Offline-capable product explainer (PWA)
Built for rooms with bad wifi
A global technology manufacturer's sales teams needed an interactive tool for explaining a complex solutions portfolio in the field: at events, in client meetings, on stands. The defining constraint was connectivity. Venue wifi is unreliable exactly when it matters, and a sales tool that shows a spinner mid-pitch is worse than a printed PDF. The brief was an application that loads instantly, works with no connection at all, and still feels polished enough to represent an enterprise brand. I built it solo, from architecture to test suite.

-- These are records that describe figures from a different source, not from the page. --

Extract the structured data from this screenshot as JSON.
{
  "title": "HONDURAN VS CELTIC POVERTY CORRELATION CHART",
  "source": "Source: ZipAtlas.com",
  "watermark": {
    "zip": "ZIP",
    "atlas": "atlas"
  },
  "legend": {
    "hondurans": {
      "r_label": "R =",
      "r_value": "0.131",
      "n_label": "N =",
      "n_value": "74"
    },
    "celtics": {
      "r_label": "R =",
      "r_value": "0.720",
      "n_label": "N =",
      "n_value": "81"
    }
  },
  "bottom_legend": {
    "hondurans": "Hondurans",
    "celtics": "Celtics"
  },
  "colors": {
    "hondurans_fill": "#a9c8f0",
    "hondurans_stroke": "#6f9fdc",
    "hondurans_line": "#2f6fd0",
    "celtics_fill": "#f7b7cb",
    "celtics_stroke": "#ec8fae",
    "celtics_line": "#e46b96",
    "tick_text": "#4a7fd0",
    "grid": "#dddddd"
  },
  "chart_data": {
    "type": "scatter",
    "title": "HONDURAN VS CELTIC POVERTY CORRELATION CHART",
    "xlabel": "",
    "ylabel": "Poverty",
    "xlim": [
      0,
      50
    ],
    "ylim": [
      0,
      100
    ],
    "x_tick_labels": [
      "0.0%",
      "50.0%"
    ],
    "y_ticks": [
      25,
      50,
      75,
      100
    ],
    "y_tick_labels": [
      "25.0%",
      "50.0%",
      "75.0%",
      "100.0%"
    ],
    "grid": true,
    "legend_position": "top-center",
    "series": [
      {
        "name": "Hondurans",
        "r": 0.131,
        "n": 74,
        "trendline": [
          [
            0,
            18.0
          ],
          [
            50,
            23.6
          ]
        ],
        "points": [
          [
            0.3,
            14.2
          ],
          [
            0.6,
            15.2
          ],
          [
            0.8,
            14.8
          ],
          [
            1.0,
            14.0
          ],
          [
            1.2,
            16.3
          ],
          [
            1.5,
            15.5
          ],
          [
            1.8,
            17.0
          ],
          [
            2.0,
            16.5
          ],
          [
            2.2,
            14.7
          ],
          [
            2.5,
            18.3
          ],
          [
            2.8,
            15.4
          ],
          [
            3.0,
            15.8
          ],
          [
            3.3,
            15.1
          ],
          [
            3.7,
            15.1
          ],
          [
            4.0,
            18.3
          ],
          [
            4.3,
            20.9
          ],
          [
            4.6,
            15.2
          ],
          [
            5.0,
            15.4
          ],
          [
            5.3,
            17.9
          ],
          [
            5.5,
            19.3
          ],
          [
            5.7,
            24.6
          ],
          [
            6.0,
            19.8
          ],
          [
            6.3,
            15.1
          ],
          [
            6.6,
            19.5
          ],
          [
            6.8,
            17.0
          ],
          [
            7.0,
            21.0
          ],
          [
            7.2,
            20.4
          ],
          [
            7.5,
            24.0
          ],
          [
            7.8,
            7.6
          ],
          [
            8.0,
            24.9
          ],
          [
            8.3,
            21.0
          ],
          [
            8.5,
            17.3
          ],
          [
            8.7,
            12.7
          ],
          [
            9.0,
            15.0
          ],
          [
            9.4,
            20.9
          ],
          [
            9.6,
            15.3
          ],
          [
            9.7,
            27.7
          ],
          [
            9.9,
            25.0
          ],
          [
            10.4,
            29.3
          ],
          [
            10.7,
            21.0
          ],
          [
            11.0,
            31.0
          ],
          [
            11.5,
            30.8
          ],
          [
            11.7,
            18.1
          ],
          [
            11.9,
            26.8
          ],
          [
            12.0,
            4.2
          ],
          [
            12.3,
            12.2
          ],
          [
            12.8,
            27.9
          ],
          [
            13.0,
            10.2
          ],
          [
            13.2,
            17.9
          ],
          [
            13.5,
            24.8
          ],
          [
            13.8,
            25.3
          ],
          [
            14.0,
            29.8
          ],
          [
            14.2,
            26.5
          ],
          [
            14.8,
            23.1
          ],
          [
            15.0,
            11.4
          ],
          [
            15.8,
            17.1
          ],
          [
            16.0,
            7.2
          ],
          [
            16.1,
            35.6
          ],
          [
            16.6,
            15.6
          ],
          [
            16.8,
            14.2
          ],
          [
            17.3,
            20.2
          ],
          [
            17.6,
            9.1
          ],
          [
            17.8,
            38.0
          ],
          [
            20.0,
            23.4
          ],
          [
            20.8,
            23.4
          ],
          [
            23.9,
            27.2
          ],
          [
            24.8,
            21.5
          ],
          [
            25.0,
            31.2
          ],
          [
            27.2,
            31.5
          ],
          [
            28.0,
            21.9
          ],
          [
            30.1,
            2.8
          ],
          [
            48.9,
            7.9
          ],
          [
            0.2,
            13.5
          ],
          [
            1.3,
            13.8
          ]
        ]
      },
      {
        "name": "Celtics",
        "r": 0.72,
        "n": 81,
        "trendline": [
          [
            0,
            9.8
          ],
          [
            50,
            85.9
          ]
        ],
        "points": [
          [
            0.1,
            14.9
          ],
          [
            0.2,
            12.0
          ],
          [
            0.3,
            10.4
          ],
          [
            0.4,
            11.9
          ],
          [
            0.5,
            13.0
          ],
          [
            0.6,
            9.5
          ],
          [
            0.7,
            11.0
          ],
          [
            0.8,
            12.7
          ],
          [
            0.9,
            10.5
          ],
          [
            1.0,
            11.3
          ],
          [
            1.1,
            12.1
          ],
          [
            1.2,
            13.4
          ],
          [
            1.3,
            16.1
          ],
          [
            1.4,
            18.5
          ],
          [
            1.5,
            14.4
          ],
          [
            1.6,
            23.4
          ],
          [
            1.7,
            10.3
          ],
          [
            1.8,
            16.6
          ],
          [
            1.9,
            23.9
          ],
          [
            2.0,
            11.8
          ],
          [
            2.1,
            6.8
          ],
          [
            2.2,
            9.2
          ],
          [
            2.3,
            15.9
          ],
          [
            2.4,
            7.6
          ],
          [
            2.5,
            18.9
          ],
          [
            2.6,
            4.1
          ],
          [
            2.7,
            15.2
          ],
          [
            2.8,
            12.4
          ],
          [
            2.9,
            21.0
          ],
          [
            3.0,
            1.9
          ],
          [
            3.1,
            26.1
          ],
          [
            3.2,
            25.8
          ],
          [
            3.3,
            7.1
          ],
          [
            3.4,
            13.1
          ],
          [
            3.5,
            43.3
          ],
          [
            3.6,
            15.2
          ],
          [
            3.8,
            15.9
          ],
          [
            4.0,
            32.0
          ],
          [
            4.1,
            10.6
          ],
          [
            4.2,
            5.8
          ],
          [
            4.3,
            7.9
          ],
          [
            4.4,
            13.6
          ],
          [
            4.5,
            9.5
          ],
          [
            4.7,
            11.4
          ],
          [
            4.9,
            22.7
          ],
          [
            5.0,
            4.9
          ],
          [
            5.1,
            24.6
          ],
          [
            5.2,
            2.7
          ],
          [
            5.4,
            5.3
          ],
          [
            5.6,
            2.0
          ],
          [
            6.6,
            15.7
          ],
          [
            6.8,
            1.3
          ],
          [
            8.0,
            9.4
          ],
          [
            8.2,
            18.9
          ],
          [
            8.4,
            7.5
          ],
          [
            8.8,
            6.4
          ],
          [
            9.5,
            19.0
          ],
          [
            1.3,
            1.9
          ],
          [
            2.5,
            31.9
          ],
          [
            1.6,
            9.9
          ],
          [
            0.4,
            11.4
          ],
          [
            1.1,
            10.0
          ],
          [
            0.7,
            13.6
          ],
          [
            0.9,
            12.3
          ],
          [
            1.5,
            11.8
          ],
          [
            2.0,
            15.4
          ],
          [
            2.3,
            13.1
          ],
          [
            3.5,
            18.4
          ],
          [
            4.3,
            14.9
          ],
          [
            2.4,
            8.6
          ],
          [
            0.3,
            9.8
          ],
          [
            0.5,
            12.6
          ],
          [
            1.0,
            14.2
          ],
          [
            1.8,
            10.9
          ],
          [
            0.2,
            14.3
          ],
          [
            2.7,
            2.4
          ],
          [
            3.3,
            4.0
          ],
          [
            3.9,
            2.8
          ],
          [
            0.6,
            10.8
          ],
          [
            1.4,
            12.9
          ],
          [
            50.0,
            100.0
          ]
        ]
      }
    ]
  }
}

A PWA where offline is the architecture
I built it as a progressive web app with Nuxt, using Vite's PWA tooling to precache the application shell and content with a service worker. After the first visit, the entire tool runs from the device: no request leaves it, so there is nothing for a flaky network to break. Application state is handled with Pinia and persisted locally, so a rep's position in the tool survives a closed tab or a dead connection. Offline capability was the starting assumption rather than an enhancement, which is the only way it actually works: retrofitting offline onto an app that assumes a network tends to produce something that half-works, which in front of a customer means it doesn't work.

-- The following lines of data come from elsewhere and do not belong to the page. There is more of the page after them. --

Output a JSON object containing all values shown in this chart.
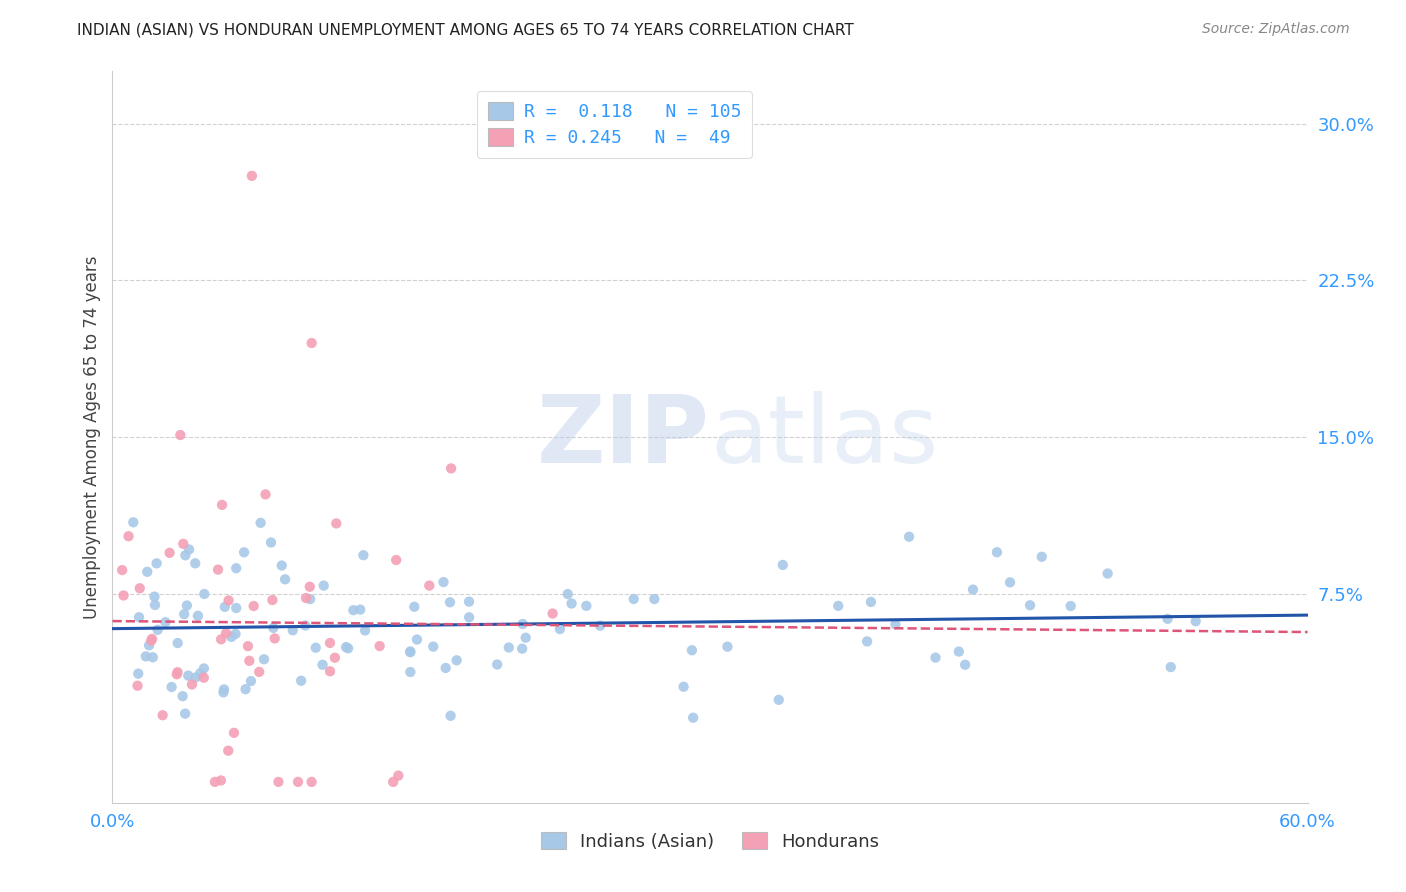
{
  "title": "INDIAN (ASIAN) VS HONDURAN UNEMPLOYMENT AMONG AGES 65 TO 74 YEARS CORRELATION CHART",
  "source": "Source: ZipAtlas.com",
  "ylabel": "Unemployment Among Ages 65 to 74 years",
  "xlim": [
    0.0,
    0.6
  ],
  "ylim": [
    -0.025,
    0.325
  ],
  "ytick_vals": [
    0.075,
    0.15,
    0.225,
    0.3
  ],
  "ytick_labels": [
    "7.5%",
    "15.0%",
    "22.5%",
    "30.0%"
  ],
  "xtick_vals": [
    0.0,
    0.1,
    0.2,
    0.3,
    0.4,
    0.5,
    0.6
  ],
  "xtick_labels": [
    "0.0%",
    "",
    "",
    "",
    "",
    "",
    "60.0%"
  ],
  "indian_R": 0.118,
  "indian_N": 105,
  "honduran_R": 0.245,
  "honduran_N": 49,
  "indian_color": "#a8c8e8",
  "honduran_color": "#f4a0b5",
  "indian_line_color": "#2255aa",
  "honduran_line_color": "#dd5577",
  "watermark_zip": "ZIP",
  "watermark_atlas": "atlas",
  "legend_label_indian": "Indians (Asian)",
  "legend_label_honduran": "Hondurans",
  "background_color": "#ffffff",
  "grid_color": "#cccccc",
  "title_color": "#222222",
  "axis_label_color": "#444444",
  "tick_color": "#3399ff",
  "source_color": "#888888",
  "legend_text_color": "#3399ff",
  "seed": 99
}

Making the assets earn their bytes
An offline product tool is heavy by nature: it carries product imagery for an entire portfolio. I built an image optimisation pipeline into the project so every asset ships at appropriate sizes and formats, keeping the initial download and the cached footprint reasonable. Presentation mattered too, since this is a tool someone stands next to; transitions and interactions are animated with GSAP so it reads as a designed product rather than a web page in a wrapper.

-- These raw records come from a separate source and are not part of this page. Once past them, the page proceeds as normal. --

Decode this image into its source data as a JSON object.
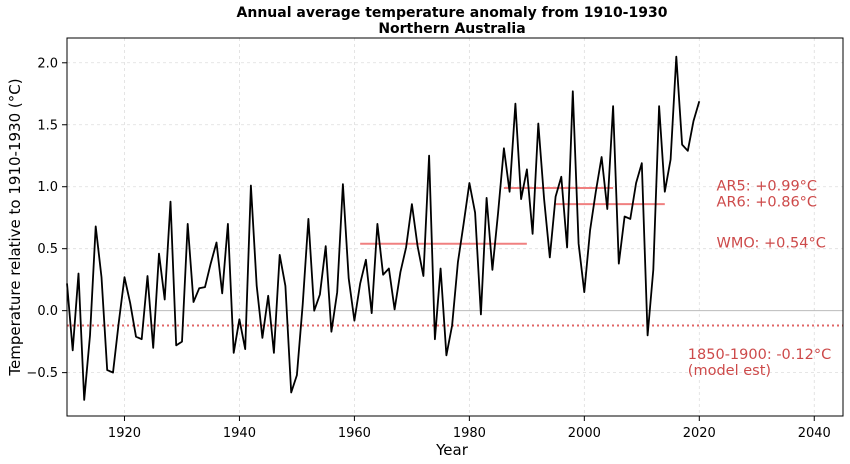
{
  "chart_data": {
    "type": "line",
    "title": "Annual average temperature anomaly from 1910-1930",
    "subtitle": "Northern Australia",
    "xlabel": "Year",
    "ylabel": "Temperature relative to 1910-1930 (°C)",
    "xlim": [
      1910,
      2045
    ],
    "ylim": [
      -0.85,
      2.2
    ],
    "xticks": [
      1920,
      1940,
      1960,
      1980,
      2000,
      2020,
      2040
    ],
    "yticks": [
      -0.5,
      0.0,
      0.5,
      1.0,
      1.5,
      2.0
    ],
    "ytick_labels": [
      "−0.5",
      "0.0",
      "0.5",
      "1.0",
      "1.5",
      "2.0"
    ],
    "grid": true,
    "series": [
      {
        "color": "#000000",
        "x": [
          1910,
          1911,
          1912,
          1913,
          1914,
          1915,
          1916,
          1917,
          1918,
          1919,
          1920,
          1921,
          1922,
          1923,
          1924,
          1925,
          1926,
          1927,
          1928,
          1929,
          1930,
          1931,
          1932,
          1933,
          1934,
          1935,
          1936,
          1937,
          1938,
          1939,
          1940,
          1941,
          1942,
          1943,
          1944,
          1945,
          1946,
          1947,
          1948,
          1949,
          1950,
          1951,
          1952,
          1953,
          1954,
          1955,
          1956,
          1957,
          1958,
          1959,
          1960,
          1961,
          1962,
          1963,
          1964,
          1965,
          1966,
          1967,
          1968,
          1969,
          1970,
          1971,
          1972,
          1973,
          1974,
          1975,
          1976,
          1977,
          1978,
          1979,
          1980,
          1981,
          1982,
          1983,
          1984,
          1985,
          1986,
          1987,
          1988,
          1989,
          1990,
          1991,
          1992,
          1993,
          1994,
          1995,
          1996,
          1997,
          1998,
          1999,
          2000,
          2001,
          2002,
          2003,
          2004,
          2005,
          2006,
          2007,
          2008,
          2009,
          2010,
          2011,
          2012,
          2013,
          2014,
          2015,
          2016,
          2017,
          2018,
          2019,
          2020
        ],
        "y": [
          0.22,
          -0.32,
          0.3,
          -0.72,
          -0.2,
          0.68,
          0.27,
          -0.48,
          -0.5,
          -0.1,
          0.27,
          0.06,
          -0.21,
          -0.23,
          0.28,
          -0.3,
          0.46,
          0.09,
          0.88,
          -0.28,
          -0.25,
          0.7,
          0.07,
          0.18,
          0.19,
          0.38,
          0.55,
          0.14,
          0.7,
          -0.34,
          -0.07,
          -0.31,
          1.01,
          0.2,
          -0.22,
          0.12,
          -0.34,
          0.45,
          0.2,
          -0.66,
          -0.52,
          0.05,
          0.74,
          0.0,
          0.13,
          0.52,
          -0.17,
          0.15,
          1.02,
          0.26,
          -0.08,
          0.22,
          0.41,
          -0.02,
          0.7,
          0.29,
          0.34,
          0.01,
          0.31,
          0.51,
          0.86,
          0.52,
          0.28,
          1.25,
          -0.23,
          0.34,
          -0.36,
          -0.12,
          0.39,
          0.7,
          1.03,
          0.79,
          -0.03,
          0.91,
          0.33,
          0.79,
          1.31,
          0.96,
          1.67,
          0.9,
          1.14,
          0.62,
          1.51,
          0.9,
          0.43,
          0.92,
          1.08,
          0.51,
          1.77,
          0.54,
          0.15,
          0.65,
          0.96,
          1.24,
          0.82,
          1.65,
          0.38,
          0.76,
          0.74,
          1.03,
          1.19,
          -0.2,
          0.33,
          1.65,
          0.96,
          1.22,
          2.05,
          1.34,
          1.29,
          1.53,
          1.69
        ]
      }
    ],
    "reference_lines": [
      {
        "type": "hline",
        "y": 0.0,
        "style": "solid",
        "color": "#bbbbbb"
      },
      {
        "type": "hline",
        "y": -0.12,
        "style": "dotted",
        "color": "#e06666"
      },
      {
        "type": "segment",
        "x": [
          1961,
          1990
        ],
        "y": 0.54,
        "color": "#f08080"
      },
      {
        "type": "segment",
        "x": [
          1986,
          2005
        ],
        "y": 0.99,
        "color": "#f08080"
      },
      {
        "type": "segment",
        "x": [
          1995,
          2014
        ],
        "y": 0.86,
        "color": "#f08080"
      }
    ],
    "annotations": [
      {
        "text": "AR5: +0.99°C",
        "x": 2023,
        "y": 1.01
      },
      {
        "text": "AR6: +0.86°C",
        "x": 2023,
        "y": 0.88
      },
      {
        "text": "WMO: +0.54°C",
        "x": 2023,
        "y": 0.55
      },
      {
        "text": "1850-1900: -0.12°C",
        "x": 2018,
        "y": -0.35
      },
      {
        "text": "(model est)",
        "x": 2018,
        "y": -0.48
      }
    ],
    "annotation_color": "#cd4a4a"
  }
}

Verifying what you can't demo
Offline behaviour is easy to claim and awkward to verify by hand, so the project carries two layers of automated testing: Vitest for unit-level logic and Playwright for end-to-end flows in a real browser. That combination meant changes could ship without someone manually toggling airplane mode and clicking through the whole tool, which matters on a project where the failure mode is invisible until someone is standing in front of a customer. What shipped is a tool that sales teams can open anywhere and trust: it loads from the device, remembers where you were, and its riskiest behaviours are pinned down by tests rather than hope.